We also should provide some conversational context. This is different from the context in the Persona. This is a more specific context not about the Persona itself, but about the upcoming conversation. Ideally, you would provide information about the person joining the call. Next up is the properties section. We use the properties to define a max call length and how long to wait to end the room if the participant disconnects.
conversation_url = "https://tavusapi.com/v2/conversations"
payload = {
"replica_id": "r79e1c033f",
"persona_id": "p0b46deb",
"conversation_name": "Career Coach Test",
"conversational_context": "You are about to talk to a senior software engineer who just got promoted and is looking to learn about the role and how to excel in it.",
"properties": {
"max_call_duration": 3600,
"participant_left_timeout": 60,
}
}
Just like before, once we create a payload, we send a POST request to the URL.
response = requests.request("POST", conversation_url, json=payload, headers=headers)
print(response.text)
The response should look something like this:
{
"conversation_id":"c11e0b3a",
"conversation_name":"Career Coach Test",
"conversation_url":"
https://tavus.daily.co/c11e0b3a
",
"status":"active",
"callback_url":null,
"created_at":"2024-09-18T20:15:08.875Z"
}
All you need to do to join the room and chat with your custom Persona is click the link provided in `conversation_url`.
Summary of Using Llama 3 8B as a Custom LLM for a Persona
In this article, we looked at how to use Llama 3 8B as a custom LLM for a Persona in Tavus’ Conversational Video Interface.

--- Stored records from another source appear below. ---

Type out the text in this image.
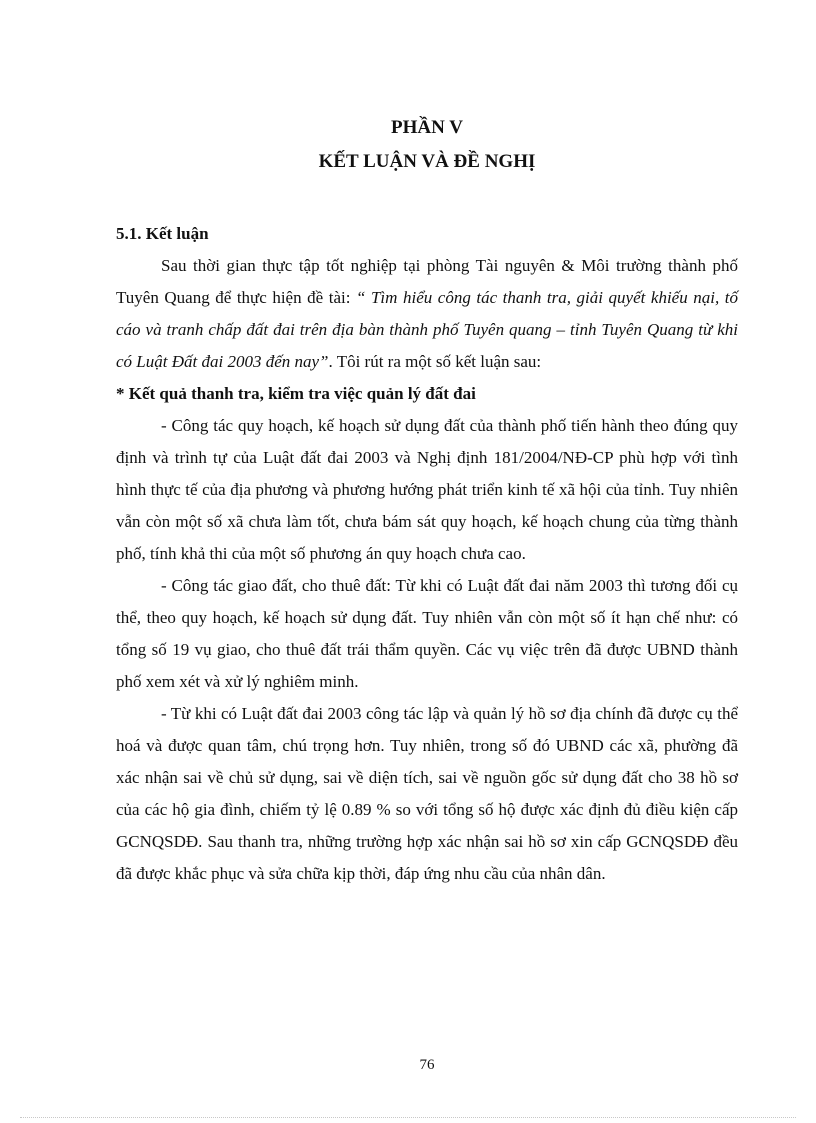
PHẦN V
KẾT LUẬN VÀ ĐỀ NGHỊ

5.1. Kết luận

Sau thời gian thực tập tốt nghiệp tại phòng Tài nguyên & Môi trường thành phố Tuyên Quang để thực hiện đề tài: “ Tìm hiểu công tác thanh tra, giải quyết khiếu nại, tố cáo và tranh chấp đất đai trên địa bàn thành phố Tuyên quang – tỉnh Tuyên Quang từ khi có Luật Đất đai 2003 đến nay”. Tôi rút ra một số kết luận sau:

* Kết quả thanh tra, kiểm tra việc quản lý đất đai

- Công tác quy hoạch, kế hoạch sử dụng đất của thành phố tiến hành theo đúng quy định và trình tự của Luật đất đai 2003 và Nghị định 181/2004/NĐ-CP phù hợp với tình hình thực tế của địa phương và phương hướng phát triển kinh tế xã hội của tỉnh. Tuy nhiên vẫn còn một số xã chưa làm tốt, chưa bám sát quy hoạch, kế hoạch chung của từng thành phố, tính khả thi của một số phương án quy hoạch chưa cao.

- Công tác giao đất, cho thuê đất: Từ khi có Luật đất đai năm 2003 thì tương đối cụ thể, theo quy hoạch, kế hoạch sử dụng đất. Tuy nhiên vẫn còn một số ít hạn chế như: có tổng số 19 vụ giao, cho thuê đất trái thẩm quyền. Các vụ việc trên đã được UBND thành phố xem xét và xử lý nghiêm minh.

- Từ khi có Luật đất đai 2003 công tác lập và quản lý hồ sơ địa chính đã được cụ thể hoá và được quan tâm, chú trọng hơn. Tuy nhiên, trong số đó UBND các xã, phường đã xác nhận sai về chủ sử dụng, sai về diện tích, sai về nguồn gốc sử dụng đất cho 38 hồ sơ của các hộ gia đình, chiếm tỷ lệ 0.89 % so với tổng số hộ được xác định đủ điều kiện cấp GCNQSDĐ. Sau thanh tra, những trường hợp xác nhận sai hồ sơ xin cấp GCNQSDĐ đều đã được khắc phục và sửa chữa kịp thời, đáp ứng nhu cầu của nhân dân.

76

One of Tavus’ features is its modular build, each conversation can be customized using different Personas and Replicas. On top of that, Personas can be easily customized using different system prompts, contexts, and components such as LLMs.
Tavus Personas have a section called “layers” which allows you to bring custom LLMs or text-to-speech engines as well as turn vision question-answering on and off. To bring a custom LLM, all you need is the name of the model you want to use, a base URL for the API endpoint, and an API key from the provider. In this example, we used Llama 3 8B from OctoAI.